Ploërmel: le Conseil d’Etat a bien fait de se prononcer contre la croix
Deux habitants manifestent contre l'érection d'une croix au-dessus de la statue de Jean-Paul II de Ploërmel en 2006. SIPA. 00537705_000019

Au regard de la loi sur la laïcité, le Conseil d’Etat ne pouvait pas laisser en place la croix de Ploërmel. A l’heure de lutter contre l’islamisme, il n’est de toute façon pas souhaitable de faire des « accommodements raisonnables ».


Le Conseil d’État, vient une nouvelle fois de prendre une décision qui a suscité une certaine émotion chez les catholiques. Par un arrêt en date du 25 octobre dernier, il a donné injonction à la commune de Ploërmel de retirer la croix installée au-dessus d’une statue du pape Jean-Paul II. En ces temps de combats furieux sur les questions de laïcité, la décision a été perçue, à la fois comme une injustice mais aussi comme une avanie par une communauté catholique qui se sent maltraitée au regard des complaisances dont bénéficie incontestablement l’islam intégriste. On a donc vu fleurir un tas de commentaires courroucés dans les médias, et les réseaux ont pris le relais avec, comme d’habitude, le hashtag qui tue. Cette fois-ci ce sera #montretacroix pour accompagner un déferlement de photos et de commentaires marqués par la plus grande confusion.

#démontetacroix

Sur Causeur.fr, mon confrère et collègue Pierrick Gardien a, en termes sévères, critiqué la décision de la haute juridiction, la trouvant « pour le moins discutable » et se demandant si celle-ci n’avait pas à cette occasion fait du zèle.

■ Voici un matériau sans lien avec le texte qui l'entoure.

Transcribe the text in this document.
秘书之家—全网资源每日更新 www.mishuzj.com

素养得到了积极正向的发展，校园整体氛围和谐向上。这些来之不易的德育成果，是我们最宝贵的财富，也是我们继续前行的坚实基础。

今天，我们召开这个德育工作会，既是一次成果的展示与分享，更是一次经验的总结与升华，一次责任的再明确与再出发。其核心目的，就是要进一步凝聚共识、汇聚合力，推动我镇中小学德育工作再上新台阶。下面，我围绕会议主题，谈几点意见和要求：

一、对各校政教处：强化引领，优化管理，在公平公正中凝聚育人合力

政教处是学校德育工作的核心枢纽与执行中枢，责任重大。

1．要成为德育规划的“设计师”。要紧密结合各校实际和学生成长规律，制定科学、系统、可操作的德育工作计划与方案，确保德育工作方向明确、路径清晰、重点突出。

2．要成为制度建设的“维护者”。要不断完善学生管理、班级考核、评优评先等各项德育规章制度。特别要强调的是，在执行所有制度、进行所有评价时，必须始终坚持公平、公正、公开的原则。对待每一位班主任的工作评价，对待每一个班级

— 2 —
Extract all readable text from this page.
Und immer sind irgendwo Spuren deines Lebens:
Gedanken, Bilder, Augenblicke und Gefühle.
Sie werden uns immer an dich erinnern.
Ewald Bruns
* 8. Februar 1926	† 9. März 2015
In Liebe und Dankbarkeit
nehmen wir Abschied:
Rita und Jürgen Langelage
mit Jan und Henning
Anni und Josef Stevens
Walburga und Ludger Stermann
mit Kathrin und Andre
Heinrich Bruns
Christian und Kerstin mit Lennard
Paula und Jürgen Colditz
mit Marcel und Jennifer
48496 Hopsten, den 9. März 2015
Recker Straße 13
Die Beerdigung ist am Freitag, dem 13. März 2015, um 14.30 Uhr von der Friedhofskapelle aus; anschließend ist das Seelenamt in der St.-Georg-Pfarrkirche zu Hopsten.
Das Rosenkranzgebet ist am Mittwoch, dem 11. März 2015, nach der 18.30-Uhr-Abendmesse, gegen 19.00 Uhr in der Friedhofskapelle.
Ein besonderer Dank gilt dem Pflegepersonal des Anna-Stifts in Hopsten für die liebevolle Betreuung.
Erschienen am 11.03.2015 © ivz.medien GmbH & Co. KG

Pour ma part, je considère que le Conseil d’État ne pouvait statuer autrement. Et qu’il lui est fait là, pour une fois, une mauvaise querelle.

Revenons rapidement sur les faits tels que l’on peut les connaître aujourd’hui. Un artiste russe Zurab Tsereteli a offert à la commune de Ploërmel une statue en pied du pape Jean-Paul II. Le maire en exercice a soumis au conseil municipal, « une délibération du 28 octobre 2006 qui avait exclusivement pour objet l’acceptation, par la commune, d’un don de M. R… portant sur une statue représentant le pape Jean-Paul II en vue de son installation sur la place éponyme de la commune ». C’est postérieurement qu’a été prise la décision d’installer cette statue sous une arche surmontée d’une croix. Six ans plus tard, des laïcards obtus qui, un siècle après la loi sur la séparation des Eglises et de l’État continuent à bouffer du curé, se sont réveillés et ont considéré qu’il y avait là un spectacle insupportable. Le tribunal administratif de Rennes leur a donné raison et la Cour d’appel de Nantes tort.

Pas de prescription

Pour critiquer la décision du Conseil d’État, Pierrick Gardien a avancé plusieurs arguments. Tout d’abord que l’ensemble statue – Croix était artistiquement indissociable. Et qu’il fallait donc apprécier le monument dans sa globalité. C’est tout simplement erroné, la statue seule a été donnée à la commune et c’est celle-ci qui a décidé de la compléter de cette façon. Le droit moral de l’artiste ne porte bien évidemment que sur la statue elle-même.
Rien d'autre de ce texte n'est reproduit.